Title:Atomas: Hierarchical Alignment on Molecule-Text for Unified Molecule Understanding and Generation

Authors:Yikun Zhang, Geyan Ye, Chaohao Yuan, Bo Han, Long-Kai Huang, Jianhua Yao, Wei Liu, Yu Rong

View PDF HTML (experimental)

Abstract:Molecule-and-text cross-modal representation learning has emerged as a promising direction for enhancing the quality of molecular representation, thereby improving performance in various scientific fields. However, most approaches employ a global alignment approach to learn the knowledge from different modalities that may fail to capture fine-grained information, such as molecule-and-text fragments and stereoisomeric nuances, which is crucial for downstream tasks. Furthermore, it is incapable of modeling such information using a similar global alignment strategy due to the lack of annotations about the fine-grained fragments in the existing dataset. In this paper, we propose Atomas, a hierarchical molecular representation learning framework that jointly learns representations from SMILES strings and text. We design a Hierarchical Adaptive Alignment model to automatically learn the fine-grained fragment correspondence between two modalities and align these representations at three semantic levels. Atomas's end-to-end training framework supports understanding and generating molecules, enabling a wider range of downstream tasks. Atomas achieves superior performance across 12 tasks on 11 datasets, outperforming 11 baseline models thus highlighting the effectiveness and versatility of our method. Scaling experiments further demonstrate Atomas's robustness and scalability. Moreover, visualization and qualitative analysis, validated by human experts, confirm the chemical relevance of our approach. Codes are released on this https URL.

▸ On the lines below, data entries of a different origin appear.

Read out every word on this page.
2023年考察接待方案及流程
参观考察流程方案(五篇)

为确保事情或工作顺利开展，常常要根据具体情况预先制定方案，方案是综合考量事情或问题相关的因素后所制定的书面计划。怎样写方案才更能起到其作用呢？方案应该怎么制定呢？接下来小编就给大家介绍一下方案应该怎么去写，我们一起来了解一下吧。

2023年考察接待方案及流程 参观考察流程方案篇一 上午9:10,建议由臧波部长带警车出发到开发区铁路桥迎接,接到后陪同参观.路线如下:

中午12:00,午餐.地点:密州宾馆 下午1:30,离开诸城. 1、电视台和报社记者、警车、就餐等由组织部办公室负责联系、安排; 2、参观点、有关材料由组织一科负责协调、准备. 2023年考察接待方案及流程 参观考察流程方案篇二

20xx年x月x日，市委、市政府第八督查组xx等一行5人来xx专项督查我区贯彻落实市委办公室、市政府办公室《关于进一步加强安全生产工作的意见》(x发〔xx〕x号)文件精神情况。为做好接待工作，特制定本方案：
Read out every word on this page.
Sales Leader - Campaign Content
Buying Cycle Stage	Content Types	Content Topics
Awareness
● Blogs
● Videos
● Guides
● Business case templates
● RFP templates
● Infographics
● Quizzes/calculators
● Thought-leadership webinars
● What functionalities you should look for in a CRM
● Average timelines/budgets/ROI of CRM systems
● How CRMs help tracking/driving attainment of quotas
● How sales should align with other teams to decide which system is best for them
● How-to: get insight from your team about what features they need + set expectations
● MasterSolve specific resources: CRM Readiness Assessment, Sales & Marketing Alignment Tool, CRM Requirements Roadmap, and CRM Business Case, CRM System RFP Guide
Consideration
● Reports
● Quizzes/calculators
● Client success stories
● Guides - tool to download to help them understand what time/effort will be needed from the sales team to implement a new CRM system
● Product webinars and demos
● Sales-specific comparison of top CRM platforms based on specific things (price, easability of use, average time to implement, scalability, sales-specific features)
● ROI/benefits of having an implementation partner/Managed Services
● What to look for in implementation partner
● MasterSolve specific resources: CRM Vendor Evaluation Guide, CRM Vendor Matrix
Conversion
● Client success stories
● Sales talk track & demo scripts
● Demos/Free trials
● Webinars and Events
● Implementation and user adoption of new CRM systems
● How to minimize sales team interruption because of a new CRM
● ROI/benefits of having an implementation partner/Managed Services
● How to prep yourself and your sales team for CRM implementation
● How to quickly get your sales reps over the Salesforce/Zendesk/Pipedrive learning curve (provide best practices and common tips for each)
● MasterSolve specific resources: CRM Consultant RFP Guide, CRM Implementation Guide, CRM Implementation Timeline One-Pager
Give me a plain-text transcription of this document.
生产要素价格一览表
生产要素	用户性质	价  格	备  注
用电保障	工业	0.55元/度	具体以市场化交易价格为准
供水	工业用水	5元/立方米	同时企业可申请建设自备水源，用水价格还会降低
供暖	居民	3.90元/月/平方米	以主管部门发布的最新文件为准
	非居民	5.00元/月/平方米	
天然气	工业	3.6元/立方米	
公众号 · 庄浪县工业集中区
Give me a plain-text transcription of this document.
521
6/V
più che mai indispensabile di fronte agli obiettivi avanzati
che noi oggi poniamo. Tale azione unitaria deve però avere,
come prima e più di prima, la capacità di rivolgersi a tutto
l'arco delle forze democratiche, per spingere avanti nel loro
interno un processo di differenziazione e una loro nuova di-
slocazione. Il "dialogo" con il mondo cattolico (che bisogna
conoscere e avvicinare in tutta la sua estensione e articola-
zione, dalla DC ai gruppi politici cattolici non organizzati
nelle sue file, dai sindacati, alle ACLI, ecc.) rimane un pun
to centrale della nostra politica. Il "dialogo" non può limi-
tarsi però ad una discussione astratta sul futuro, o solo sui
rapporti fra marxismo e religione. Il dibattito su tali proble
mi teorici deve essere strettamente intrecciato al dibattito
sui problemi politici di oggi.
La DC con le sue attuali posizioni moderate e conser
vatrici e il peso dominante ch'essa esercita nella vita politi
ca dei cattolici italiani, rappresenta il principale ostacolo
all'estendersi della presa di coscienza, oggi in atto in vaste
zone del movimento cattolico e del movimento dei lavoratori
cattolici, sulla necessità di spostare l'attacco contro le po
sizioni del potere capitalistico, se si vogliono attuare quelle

Subjects:	Quantitative Methods (q-bio.QM); Artificial Intelligence (cs.AI); Computation and Language (cs.CL)
Cite as:	arXiv:2404.16880 [q-bio.QM]
	(or arXiv:2404.16880v3 [q-bio.QM] for this version)
	https://doi.org/10.48550/arXiv.2404.16880

Submission history

From: Yikun Zhang [view email]
[v1] Tue, 23 Apr 2024 12:35:44 UTC (3,628 KB)
[v2] Fri, 28 Feb 2025 16:19:08 UTC (3,969 KB)
[v3] Mon, 3 Mar 2025 16:34:19 UTC (3,969 KB)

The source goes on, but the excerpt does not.